Blastocyst transfer is becoming extremely popular amongst reproductive endocrinologists and infertile couples. A blastocyst transter is associated with a number of advantages over the typical Day 3 transfer procedure.
Blastocyst transfer is considered a more “natural” type of transfer than the Day 3 transfer procedure. This is because the blastocyst embryo is implanted into the uterus at almost the same time that it would have entered the uterus should the pregnancy have been a natural one. Alternatively, during Day 3 transfers, embryos are placed inside the uterus at a time when they should normally still be in the fallopian tubes. It is believed that by waiting to transfer a blastocyst embryo, a woman may be more likely to achieve a successful pregnancy. Blastocyst embryo transfers have also been associated with better IVF success rates. By allowing embryos to culture for a longer period of time, embryologists are better able to choose healthy embryos to transfer into your uterus.

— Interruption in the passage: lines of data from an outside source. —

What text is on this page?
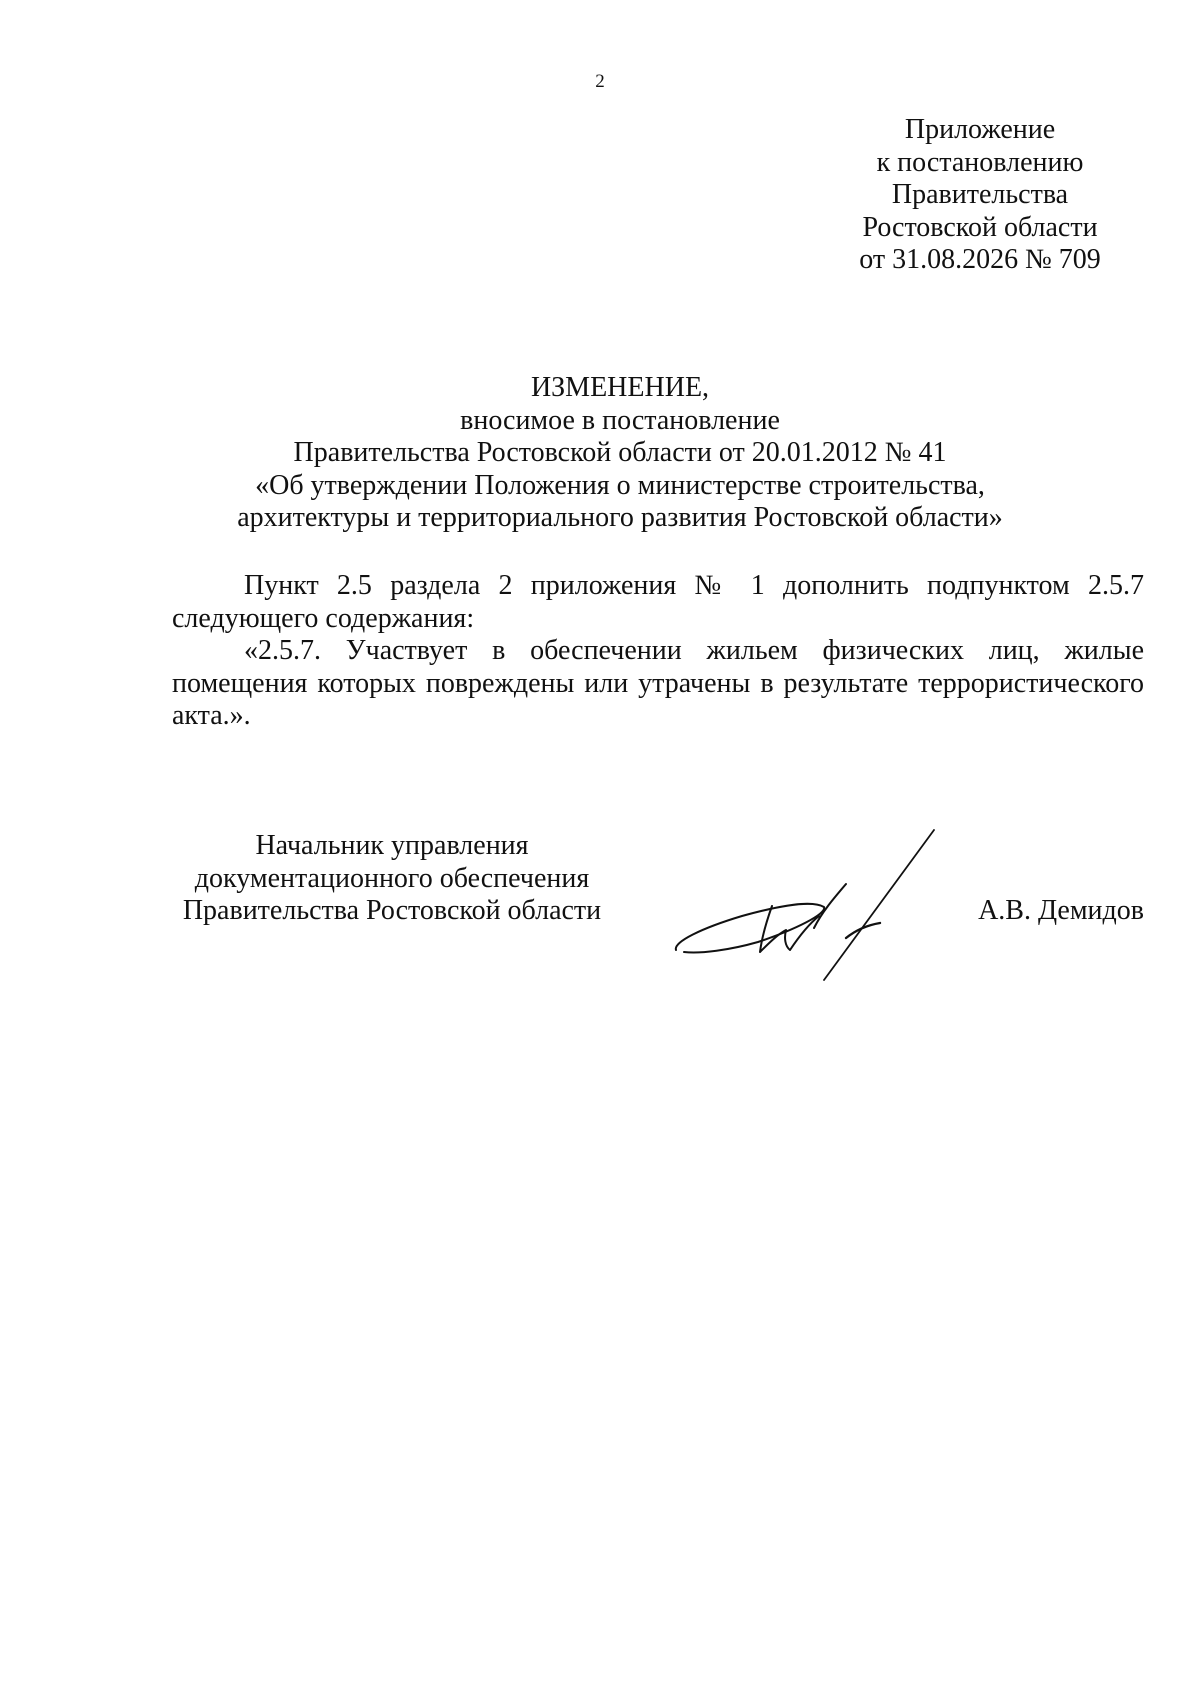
2
Приложение
к постановлению
Правительства
Ростовской области
от 31.08.2026 № 709
ИЗМЕНЕНИЕ,
вносимое в постановление
Правительства Ростовской области от 20.01.2012 № 41
«Об утверждении Положения о министерстве строительства,
архитектуры и территориального развития Ростовской области»

Пункт 2.5 раздела 2 приложения № 1 дополнить подпунктом 2.5.7 следующего содержания:

«2.5.7. Участвует в обеспечении жильем физических лиц, жилые помещения которых повреждены или утрачены в результате террористического акта.».

Начальник управления
документационного обеспечения
Правительства Ростовской области	А.В. Демидов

Not all embryos are strong enough to reach the blastocyst stage of development; in fact, approximately 50% of all embryos die soon after the third day of development. By holding transfer off until the blastocyst stage, your embryologist will be better able to ensure that your embryos are healthy and capable of further development. However, blastocyst transfer is associated with almost a 50% success rate, compared to the usual 35%.